My mind recoiled from Brown Windsor soup to prawn cocktail
to melon. ‘No, I think I’ll just have the trout—with peas and potatoes.’

‘Bring a bottle of hock, too, Raymond,’ my host requested; ‘cheapest you’ve got.’ And the moment the boy turned away, added, ‘Delightful child, isn’t he. Quite a little Masaccio, wouldn’t you say? Nothing compared to Derek, mind you, but I like to see a nice little bumba when I’m eating.’

I smiled and felt oddly bashful; and the boy was pretty ordinary. I also felt a guest’s obligation to charm, and was aware that I was giving nothing. How loaded dirty talk is between strangers, seeming to imply some sexual rapport between them, removing barriers which in this case I was interested in preserving.

‘Do you live in London all the time?’ I asked him partyishly.

He thought about this: ‘I do, though I’m often elsewhere—in my thoughts. At my age it doesn’t matter where you live.
Passent les jours, passent les semaines
, as the Frenchman said. I blank a lot, you know.
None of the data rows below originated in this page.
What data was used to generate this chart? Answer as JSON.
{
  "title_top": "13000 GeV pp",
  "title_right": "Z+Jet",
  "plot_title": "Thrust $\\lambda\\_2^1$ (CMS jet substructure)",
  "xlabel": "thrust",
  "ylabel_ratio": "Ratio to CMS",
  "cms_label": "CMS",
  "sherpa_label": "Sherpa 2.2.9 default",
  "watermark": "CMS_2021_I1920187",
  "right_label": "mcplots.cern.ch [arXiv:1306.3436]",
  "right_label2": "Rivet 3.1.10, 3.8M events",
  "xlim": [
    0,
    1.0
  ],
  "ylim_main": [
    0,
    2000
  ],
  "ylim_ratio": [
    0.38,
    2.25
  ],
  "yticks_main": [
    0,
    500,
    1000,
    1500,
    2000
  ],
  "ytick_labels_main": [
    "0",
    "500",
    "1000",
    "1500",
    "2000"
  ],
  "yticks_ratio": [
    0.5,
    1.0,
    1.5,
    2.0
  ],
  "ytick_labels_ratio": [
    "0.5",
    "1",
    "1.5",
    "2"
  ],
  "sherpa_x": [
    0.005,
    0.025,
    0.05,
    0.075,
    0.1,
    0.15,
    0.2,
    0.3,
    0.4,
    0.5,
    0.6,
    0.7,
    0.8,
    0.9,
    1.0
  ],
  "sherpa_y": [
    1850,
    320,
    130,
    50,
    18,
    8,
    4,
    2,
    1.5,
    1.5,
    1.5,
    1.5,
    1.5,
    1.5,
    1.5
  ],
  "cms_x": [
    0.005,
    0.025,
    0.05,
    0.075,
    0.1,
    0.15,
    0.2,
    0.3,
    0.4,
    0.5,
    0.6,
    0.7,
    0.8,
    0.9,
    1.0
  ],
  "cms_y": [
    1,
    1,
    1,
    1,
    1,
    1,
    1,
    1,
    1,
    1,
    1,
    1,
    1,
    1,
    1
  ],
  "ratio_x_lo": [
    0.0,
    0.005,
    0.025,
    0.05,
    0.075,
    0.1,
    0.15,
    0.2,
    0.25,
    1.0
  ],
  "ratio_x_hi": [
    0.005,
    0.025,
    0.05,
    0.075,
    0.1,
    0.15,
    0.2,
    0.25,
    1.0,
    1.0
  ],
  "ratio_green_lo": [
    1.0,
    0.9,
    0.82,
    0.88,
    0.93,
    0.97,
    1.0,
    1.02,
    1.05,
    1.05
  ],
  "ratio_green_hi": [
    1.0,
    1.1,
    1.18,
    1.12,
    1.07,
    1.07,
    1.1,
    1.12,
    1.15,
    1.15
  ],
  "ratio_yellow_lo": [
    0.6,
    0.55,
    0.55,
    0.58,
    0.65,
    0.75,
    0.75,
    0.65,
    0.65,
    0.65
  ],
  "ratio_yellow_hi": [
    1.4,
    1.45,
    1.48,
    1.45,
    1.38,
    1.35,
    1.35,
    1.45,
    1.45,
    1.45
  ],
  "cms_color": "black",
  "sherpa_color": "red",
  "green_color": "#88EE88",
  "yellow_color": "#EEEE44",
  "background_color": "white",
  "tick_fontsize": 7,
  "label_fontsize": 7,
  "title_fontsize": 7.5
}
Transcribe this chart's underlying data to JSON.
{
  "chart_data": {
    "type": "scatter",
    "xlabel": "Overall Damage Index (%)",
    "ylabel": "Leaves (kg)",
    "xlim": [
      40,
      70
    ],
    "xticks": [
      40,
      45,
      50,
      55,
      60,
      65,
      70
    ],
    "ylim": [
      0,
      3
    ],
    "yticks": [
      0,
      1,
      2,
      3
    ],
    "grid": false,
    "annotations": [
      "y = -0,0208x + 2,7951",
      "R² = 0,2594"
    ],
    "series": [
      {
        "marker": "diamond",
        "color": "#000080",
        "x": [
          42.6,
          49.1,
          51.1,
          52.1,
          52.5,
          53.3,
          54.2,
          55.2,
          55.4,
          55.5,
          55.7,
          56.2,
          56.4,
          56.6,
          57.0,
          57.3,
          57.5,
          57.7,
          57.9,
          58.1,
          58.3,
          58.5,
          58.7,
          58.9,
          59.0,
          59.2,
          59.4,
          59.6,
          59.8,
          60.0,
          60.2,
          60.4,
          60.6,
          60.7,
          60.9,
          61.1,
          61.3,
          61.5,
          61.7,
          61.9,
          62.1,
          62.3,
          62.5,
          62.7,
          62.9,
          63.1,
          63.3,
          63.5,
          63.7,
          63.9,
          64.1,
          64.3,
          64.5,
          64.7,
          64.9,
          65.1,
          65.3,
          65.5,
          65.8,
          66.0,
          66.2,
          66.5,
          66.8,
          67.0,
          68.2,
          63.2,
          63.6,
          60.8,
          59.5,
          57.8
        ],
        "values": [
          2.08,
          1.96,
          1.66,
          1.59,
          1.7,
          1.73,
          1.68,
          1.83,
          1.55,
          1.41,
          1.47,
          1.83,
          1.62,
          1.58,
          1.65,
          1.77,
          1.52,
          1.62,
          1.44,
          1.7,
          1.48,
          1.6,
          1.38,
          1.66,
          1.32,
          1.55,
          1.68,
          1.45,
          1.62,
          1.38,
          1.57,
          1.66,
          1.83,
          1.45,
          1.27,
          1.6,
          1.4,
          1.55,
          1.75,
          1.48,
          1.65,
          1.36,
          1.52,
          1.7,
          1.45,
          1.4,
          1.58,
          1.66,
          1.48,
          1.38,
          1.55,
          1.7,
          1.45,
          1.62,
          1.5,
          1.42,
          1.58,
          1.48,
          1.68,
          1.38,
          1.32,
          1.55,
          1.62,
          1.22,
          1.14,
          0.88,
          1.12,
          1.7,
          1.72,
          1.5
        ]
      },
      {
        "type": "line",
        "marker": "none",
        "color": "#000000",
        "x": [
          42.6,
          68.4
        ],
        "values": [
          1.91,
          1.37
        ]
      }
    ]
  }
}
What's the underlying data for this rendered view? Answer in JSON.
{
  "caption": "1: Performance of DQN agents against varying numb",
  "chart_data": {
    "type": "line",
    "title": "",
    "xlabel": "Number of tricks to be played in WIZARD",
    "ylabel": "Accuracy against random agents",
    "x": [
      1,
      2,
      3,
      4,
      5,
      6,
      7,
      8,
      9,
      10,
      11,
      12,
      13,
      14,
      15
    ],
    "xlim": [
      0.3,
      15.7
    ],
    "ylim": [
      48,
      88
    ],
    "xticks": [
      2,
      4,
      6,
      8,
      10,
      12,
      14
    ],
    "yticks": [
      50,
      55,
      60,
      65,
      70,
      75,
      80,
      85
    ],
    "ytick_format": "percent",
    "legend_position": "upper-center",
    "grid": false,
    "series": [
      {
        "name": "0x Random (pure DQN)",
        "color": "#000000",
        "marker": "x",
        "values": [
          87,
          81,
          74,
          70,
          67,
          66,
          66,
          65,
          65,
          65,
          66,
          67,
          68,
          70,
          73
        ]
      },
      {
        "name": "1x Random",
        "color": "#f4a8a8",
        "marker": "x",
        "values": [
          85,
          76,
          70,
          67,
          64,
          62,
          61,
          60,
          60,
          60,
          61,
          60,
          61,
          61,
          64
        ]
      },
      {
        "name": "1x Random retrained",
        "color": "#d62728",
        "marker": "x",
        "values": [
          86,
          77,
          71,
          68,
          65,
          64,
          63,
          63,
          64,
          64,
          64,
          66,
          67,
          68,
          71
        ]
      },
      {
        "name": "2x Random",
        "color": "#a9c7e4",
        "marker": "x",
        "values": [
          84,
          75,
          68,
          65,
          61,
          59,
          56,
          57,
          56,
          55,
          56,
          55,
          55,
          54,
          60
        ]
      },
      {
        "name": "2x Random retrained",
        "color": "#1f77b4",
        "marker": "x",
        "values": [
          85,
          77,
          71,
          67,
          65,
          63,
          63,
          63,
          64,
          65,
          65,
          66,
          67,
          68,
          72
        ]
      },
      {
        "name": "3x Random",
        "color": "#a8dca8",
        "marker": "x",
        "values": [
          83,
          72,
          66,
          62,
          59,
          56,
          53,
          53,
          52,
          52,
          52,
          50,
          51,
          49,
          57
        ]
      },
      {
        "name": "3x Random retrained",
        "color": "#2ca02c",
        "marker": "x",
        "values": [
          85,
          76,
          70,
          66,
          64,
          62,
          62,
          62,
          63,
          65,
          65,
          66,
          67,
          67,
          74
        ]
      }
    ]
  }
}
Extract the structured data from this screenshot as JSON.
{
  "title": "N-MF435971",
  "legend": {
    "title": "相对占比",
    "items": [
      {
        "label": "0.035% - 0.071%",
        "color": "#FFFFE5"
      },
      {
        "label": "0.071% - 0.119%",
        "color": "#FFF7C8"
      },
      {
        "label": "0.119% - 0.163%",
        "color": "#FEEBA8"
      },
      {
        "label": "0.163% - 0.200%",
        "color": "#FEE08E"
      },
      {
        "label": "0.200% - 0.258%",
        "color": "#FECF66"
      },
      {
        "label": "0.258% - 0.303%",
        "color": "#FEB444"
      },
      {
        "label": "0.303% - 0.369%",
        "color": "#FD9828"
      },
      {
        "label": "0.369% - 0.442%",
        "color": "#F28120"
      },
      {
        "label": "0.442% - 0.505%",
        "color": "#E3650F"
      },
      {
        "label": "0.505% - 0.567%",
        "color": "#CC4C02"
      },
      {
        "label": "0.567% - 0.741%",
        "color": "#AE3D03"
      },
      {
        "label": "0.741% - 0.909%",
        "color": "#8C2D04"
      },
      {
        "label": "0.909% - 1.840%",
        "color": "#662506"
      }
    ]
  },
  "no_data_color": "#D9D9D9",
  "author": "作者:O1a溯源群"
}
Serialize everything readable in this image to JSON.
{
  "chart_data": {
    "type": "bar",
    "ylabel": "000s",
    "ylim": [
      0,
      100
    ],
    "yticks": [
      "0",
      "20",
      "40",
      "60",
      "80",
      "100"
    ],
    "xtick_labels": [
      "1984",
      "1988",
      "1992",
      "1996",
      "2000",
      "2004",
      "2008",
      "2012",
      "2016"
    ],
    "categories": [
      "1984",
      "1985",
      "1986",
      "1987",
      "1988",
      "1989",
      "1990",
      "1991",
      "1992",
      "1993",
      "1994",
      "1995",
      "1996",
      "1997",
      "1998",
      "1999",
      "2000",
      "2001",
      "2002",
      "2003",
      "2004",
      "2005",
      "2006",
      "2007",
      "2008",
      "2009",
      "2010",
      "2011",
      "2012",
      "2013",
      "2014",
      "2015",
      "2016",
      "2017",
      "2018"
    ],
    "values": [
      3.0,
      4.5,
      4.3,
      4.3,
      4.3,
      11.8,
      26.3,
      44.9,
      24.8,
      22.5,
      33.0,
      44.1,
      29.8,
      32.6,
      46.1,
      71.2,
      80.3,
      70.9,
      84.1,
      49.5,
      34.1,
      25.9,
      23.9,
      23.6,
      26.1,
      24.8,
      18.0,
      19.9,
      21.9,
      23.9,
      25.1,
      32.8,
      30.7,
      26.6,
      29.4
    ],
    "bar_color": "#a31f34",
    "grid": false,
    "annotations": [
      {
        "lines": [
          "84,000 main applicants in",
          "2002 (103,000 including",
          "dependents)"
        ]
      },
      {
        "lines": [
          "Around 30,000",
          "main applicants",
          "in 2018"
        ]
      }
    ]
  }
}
Do you blank?’

‘You mean, just let your mind go blank? Yes, I suppose I do. Or at least, I like letting my mind wander.’

‘There you are. You see, I’ve had such an interesting life and now it’s so bloody dull and everyone’s dead and I can’t remember what I’m saying and all that sort of thing.’ He seemed to lose his thread.

‘What is it you think about mostly?’

‘Ooh, you know …’ he muttered broodily. I crudely assumed he meant sex. ‘I’m eighty-three,’ he said, as if I had asked him. ‘And how old are you?’

‘Twenty-five,’ I said with a laugh, but he looked sad.

‘When I was your age,’ he said, ‘I was hard at work. When I stopped working you hadn’t even been born.’ His eyes seemed to unveil in the curious way they had, and to concentrate on my face—or rather on my head, which he held in his gaze as if in his hands; it was with the appraisal of a connoisseur that he pronounced his expert, cupidinous sentence: ‘Youth!’

One younger yet arrived at this point, with wine. It was a very inferior stuff, though Nantwich knocked it back with enthusiasm. Then ‘Ah, here is Abdul!’ he exclaimed. From the swinging kitchen door a very black man entered the dining-room pushing a domed platter on a trolley. He was perhaps forty, well built, with fierce, deep-set eyes and a moustache that lent a subtle violence
to his expression; his thick lips, black at their edges, were red where they curved into his mouth, and his colouring was intensified by the pressed white linen of his chef’s pyjamas and apron and the battered funnel of his chef’s hat.